In first though, FK deserves it.

OR...

Was Veera, the the actual culprit, because of whom FK had to increase the price? 

This is interesting.


----------



## chimera201 (Oct 1, 2015)

This is one of the reasons why India will never progress


----------



## kg11sgbg (Oct 1, 2015)

^Because we are mentally like this Veera Swamy(NOT IN  REAL ACTION/FUNCTION ,as  that takes a mentality of different blood curse and pedigree of origin,lower than animals).

Now think about the implications? Flipkart will never ever trust us the common buyer. They will think all of us are dishonest.
Their A.S.S. will be like a demon now,and all facilities will be withdrawn.


----------



## Hrishi (Oct 1, 2015)

You better hope this doesn't hamper their return policy for genuine buyers. 

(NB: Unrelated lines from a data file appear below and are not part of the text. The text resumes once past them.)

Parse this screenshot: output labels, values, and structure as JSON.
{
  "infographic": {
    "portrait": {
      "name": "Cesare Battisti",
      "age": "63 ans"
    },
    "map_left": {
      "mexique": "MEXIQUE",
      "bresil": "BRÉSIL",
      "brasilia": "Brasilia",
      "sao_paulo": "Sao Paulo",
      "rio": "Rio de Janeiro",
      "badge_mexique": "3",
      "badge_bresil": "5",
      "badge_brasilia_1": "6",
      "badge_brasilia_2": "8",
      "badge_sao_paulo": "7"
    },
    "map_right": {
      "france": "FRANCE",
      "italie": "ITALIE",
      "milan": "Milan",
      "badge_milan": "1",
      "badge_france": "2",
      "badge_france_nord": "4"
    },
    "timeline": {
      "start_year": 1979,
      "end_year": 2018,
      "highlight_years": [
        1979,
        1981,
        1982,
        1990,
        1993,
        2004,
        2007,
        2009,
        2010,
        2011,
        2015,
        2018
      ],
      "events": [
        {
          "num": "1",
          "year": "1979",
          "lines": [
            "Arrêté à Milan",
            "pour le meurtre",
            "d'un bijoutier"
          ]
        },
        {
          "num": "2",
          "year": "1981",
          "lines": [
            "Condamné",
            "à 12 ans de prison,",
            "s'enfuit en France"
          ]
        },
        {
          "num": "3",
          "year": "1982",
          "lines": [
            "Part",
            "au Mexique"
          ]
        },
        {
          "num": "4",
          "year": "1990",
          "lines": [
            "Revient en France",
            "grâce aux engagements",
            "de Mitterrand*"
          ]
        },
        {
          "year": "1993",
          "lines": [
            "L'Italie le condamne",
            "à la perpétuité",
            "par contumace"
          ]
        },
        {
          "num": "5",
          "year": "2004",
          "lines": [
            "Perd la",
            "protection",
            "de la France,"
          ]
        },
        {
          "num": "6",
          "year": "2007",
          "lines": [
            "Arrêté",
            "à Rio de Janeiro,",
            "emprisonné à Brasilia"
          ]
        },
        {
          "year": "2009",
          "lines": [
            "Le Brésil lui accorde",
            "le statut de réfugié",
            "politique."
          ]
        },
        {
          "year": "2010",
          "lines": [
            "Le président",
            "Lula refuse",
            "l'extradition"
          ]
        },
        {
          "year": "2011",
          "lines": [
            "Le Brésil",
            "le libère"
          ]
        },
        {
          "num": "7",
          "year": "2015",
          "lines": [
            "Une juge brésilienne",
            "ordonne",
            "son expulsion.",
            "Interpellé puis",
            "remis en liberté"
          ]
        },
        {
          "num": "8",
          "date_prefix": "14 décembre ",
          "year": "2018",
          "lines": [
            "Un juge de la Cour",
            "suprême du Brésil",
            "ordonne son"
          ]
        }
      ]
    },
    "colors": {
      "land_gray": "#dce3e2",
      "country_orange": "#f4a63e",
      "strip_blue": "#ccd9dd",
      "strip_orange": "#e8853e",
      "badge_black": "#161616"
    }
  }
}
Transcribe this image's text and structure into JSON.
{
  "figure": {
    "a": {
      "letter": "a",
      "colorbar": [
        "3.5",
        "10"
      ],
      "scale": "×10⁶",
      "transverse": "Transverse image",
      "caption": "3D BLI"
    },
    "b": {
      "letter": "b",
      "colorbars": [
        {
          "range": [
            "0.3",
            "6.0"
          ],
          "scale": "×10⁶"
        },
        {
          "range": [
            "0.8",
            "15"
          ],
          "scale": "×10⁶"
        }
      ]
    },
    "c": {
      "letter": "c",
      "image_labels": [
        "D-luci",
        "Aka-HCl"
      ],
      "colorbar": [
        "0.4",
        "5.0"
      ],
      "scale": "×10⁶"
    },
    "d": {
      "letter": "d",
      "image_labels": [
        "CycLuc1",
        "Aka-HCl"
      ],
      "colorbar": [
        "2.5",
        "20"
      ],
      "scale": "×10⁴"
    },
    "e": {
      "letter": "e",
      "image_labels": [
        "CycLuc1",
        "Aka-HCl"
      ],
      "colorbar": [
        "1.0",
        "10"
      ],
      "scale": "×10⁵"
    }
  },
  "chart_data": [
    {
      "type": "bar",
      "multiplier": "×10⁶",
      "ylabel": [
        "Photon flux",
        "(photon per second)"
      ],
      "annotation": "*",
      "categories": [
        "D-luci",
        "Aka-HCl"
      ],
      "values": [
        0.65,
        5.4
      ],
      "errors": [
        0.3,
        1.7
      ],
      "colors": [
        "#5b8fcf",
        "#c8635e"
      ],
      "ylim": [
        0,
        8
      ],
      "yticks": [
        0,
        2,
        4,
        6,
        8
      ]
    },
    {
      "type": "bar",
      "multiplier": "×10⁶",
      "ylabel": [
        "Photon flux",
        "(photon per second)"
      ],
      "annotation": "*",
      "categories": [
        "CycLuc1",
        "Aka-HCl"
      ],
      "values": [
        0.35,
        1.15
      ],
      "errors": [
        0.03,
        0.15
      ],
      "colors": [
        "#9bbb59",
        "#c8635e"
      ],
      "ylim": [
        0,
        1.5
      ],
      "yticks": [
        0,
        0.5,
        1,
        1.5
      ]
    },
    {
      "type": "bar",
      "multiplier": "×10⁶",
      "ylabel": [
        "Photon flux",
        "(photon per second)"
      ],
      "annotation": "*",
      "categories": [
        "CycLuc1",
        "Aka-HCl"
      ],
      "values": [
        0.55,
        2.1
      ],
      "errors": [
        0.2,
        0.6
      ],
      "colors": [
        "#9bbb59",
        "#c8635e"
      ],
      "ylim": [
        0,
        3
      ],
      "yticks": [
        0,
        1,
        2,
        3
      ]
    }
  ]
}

There are people like this everywhere. It's not just India. I have read about cases like this in other countries too.


----------



## Flash (Oct 1, 2015)

Money will be returning to flipkart wallet right, and not to the actual bank account.?


----------



## Nerevarine (Oct 1, 2015)

nope, it returns to the actual bank account


----------



## kg11sgbg (Oct 1, 2015)

Flash said:


> Money will be returning to flipkart wallet right, and not to the actual bank account.?


Yep,highly likely...


----------



## whitestar_999 (Oct 2, 2015)

flipkart returns money to the bank account used to purchase the item(personal experience).


----------



## Anorion (Oct 2, 2015)

this is pure win.
got caught too soon and scammed too little


----------



## theterminator (Oct 2, 2015)

Flash said:


> Money will be returning to flipkart wallet right, and not to the actual bank account.?



It depends on the action you select. Bank ac is one of them.


----------



## bssunilreddy (Oct 2, 2015)

Vyom said:


> In first though, FK deserves it.
> OR...
> Was Veera, the the actual culprit, because of whom FK had to increase the price?
> This is interesting.


FK prices are like newegg.com while newegg.com ships it from abroad.FK ships those items locally. FK deserves it.
There may be more people like veera swamy who duped FK and FK is transferring the loss on to its customers right now.


----------



## kkn13 (Oct 2, 2015)

this is exactly why our return policies are soo poor in India and even pricing


----------



## bikramjitkar (Oct 3, 2015)

Stuff like this happens in all countries. It's Flipkart's fault they got conned so easily repeatedly. FK's customer service is pathetic these days anyway, now they just have an extra excuse to blame customers.


----------